ATF Rule 2021R-05 – Ghost Guns

ATF Rule 2021R-05 and Ghost Guns

               ATF’s new rule targeting “ghost guns” as Privately Manufactured Firearms (PMFs) went into effect on August 24th, 2022. A ghost gun is a homemade firearm that does not have a serial number. The new rule refers to these as Privately Manufactured Firearms, and defines them as ““[a] firearm, including a frame or receiver, completed, assembled, or otherwise produced by a person other than a licensed manufacturer, and without a serial number placed by a licensed manufacturer at the time the firearm was produced.  .” You can read the full text of Rule 2021R-05 here.

               Many ghost guns are made by purchasing an unfinished receiver, commonly called an 80% receiver. These products were often purchased on the internet and could be shipped to any person who wishes to build a firearm. Once in possession of the 80% receiver, the person building the firearm would have to finish milling the receiver before it could actually function as a firearm. Prior to ATF’s new rule, a homemade firearm made with an 80% receiver would not need a serial number. Now that rule has taken effect, this is no longer the case. As will be explained further below, you will now have to go through a licensed firearms dealer to purchase an 80% receiver.

               ATF Rule 2021R-05 redefines what a firearm is. The definition now includes a “weapon parts kit that is designed to or may be readily completed, assembled, restored, or otherwise converted to expel a projectile by the action of an explosive.” This is paired with ATF’s new definition of a “Firearm Frame or Receiver” to include a partially complete, dissembled, or nonfunctional frame or receiver that has reached the stage where it can be quickly and easily (“readily”) made to function as a frame or receiver.

Can You Still Build Your Own Firearm Under ATF Rule 2021R-05?

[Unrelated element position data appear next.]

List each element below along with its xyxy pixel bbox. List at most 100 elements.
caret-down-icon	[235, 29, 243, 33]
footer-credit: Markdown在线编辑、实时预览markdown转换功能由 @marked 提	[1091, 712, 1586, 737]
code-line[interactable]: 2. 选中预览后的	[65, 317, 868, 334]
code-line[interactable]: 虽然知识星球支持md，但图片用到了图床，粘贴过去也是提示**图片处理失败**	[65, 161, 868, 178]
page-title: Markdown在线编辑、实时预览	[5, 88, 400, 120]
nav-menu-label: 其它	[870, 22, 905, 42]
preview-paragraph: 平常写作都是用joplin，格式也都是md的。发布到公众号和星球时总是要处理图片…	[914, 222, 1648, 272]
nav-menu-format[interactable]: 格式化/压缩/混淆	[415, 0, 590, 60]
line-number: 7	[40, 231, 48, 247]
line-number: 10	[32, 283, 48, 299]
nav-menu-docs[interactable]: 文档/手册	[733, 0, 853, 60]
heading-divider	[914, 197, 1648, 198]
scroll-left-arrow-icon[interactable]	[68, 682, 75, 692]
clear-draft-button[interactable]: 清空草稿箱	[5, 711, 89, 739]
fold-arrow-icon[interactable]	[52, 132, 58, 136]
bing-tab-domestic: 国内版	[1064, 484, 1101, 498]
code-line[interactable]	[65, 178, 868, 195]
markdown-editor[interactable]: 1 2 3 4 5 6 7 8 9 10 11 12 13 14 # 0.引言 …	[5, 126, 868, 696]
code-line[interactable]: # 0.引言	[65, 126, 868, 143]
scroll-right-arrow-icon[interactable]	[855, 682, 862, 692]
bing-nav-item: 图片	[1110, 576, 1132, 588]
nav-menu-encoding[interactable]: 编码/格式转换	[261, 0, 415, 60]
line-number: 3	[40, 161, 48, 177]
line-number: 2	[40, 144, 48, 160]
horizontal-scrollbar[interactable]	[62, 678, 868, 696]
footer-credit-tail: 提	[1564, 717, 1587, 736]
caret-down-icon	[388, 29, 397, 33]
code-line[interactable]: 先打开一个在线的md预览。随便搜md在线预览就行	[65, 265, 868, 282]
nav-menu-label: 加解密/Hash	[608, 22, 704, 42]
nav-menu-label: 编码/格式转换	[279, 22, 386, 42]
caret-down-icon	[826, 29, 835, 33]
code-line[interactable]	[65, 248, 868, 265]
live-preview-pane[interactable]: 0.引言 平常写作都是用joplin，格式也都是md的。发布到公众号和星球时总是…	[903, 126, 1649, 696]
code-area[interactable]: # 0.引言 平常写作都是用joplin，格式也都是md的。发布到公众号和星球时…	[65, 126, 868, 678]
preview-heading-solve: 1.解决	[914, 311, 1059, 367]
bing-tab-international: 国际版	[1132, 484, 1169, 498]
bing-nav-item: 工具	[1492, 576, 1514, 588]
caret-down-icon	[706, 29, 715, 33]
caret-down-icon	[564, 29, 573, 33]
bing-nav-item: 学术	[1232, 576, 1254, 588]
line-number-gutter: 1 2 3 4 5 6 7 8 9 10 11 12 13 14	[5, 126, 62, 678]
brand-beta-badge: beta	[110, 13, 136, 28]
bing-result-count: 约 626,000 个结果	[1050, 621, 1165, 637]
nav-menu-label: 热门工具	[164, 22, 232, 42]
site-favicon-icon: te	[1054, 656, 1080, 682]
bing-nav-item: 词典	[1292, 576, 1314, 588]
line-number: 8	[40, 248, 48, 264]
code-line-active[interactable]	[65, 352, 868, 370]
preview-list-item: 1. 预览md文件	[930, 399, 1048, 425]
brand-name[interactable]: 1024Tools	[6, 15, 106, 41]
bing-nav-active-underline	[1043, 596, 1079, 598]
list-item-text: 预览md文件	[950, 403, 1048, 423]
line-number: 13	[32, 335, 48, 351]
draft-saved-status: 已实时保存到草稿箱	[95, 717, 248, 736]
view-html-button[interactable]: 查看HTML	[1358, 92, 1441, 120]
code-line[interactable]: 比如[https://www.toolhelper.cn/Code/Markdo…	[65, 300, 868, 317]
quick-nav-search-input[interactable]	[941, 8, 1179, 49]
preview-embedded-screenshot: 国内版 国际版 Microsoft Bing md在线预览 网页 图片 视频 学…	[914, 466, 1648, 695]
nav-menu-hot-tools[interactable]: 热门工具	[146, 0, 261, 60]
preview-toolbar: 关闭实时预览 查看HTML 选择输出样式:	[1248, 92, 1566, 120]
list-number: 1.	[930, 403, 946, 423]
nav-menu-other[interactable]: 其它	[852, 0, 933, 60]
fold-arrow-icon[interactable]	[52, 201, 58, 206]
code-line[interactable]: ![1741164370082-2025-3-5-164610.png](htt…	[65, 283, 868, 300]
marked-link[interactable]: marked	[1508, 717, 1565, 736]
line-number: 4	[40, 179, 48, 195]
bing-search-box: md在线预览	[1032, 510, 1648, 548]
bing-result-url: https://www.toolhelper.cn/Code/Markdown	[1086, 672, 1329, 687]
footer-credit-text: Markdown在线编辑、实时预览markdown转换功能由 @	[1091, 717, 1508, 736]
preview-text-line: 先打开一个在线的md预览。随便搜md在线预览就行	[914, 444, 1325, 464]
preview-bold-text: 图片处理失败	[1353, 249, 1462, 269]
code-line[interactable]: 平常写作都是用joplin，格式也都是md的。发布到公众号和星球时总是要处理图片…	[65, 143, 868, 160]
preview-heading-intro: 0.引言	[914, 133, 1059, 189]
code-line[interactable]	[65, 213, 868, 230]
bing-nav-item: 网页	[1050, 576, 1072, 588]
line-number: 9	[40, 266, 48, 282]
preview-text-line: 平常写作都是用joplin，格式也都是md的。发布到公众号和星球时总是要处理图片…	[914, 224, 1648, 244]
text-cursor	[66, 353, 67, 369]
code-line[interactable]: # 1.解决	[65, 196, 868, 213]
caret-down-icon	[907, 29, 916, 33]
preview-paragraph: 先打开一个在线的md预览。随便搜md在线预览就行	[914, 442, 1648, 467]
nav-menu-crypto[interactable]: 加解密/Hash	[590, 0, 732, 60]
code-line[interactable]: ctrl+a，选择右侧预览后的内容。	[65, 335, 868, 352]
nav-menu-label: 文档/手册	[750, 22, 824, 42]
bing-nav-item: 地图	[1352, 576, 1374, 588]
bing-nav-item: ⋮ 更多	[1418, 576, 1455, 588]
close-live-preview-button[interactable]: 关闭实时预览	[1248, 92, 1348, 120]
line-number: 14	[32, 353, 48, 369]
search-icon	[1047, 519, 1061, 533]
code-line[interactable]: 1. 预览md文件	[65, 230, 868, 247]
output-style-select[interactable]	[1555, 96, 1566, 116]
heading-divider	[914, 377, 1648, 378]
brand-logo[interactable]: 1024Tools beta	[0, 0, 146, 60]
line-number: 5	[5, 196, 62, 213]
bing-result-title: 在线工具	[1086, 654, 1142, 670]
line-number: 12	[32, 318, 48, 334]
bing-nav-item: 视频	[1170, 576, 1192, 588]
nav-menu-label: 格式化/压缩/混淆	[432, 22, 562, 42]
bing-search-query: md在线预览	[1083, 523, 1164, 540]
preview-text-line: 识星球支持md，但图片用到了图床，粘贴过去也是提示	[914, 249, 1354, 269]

               ATF’s new rule does not change the definition of a Firearm Frame or Receiver to include 3D printed firearms. Further, Rule 2021R-05 does not prohibit you from building a firearm using an 80% receiver. The Rule just changes the process of building your firearm this way. Rather than having the receiver or kit shipped directly to you, the new Rule will require you to have it shipped to an FFL. You will then need to go through the same process that typically follows buying a gun, including a background check. Remember, this new receiver will have a serial number that allows the government to keep track of who bought it from the FFL.

Taking Your PMF to be Serviced Under ATF Rule 2021R-05

ATF Rule 2021R-05 changes a variety of other rules and definitions already in place. One of the most important changes for those who already own a PMF involves taking your PMF in for service to a Federal Firearms Licensee (FFL). Under the new rule, if you take your PMF in for service to an FFL and leave it in their possession (requiring the FFL to log the PMF into their inventory), the FFL will now be required to put a serial number on it within 7 days of taking possession. This means that you may pick up your firearm with a serial number on it where there wasn’t one before.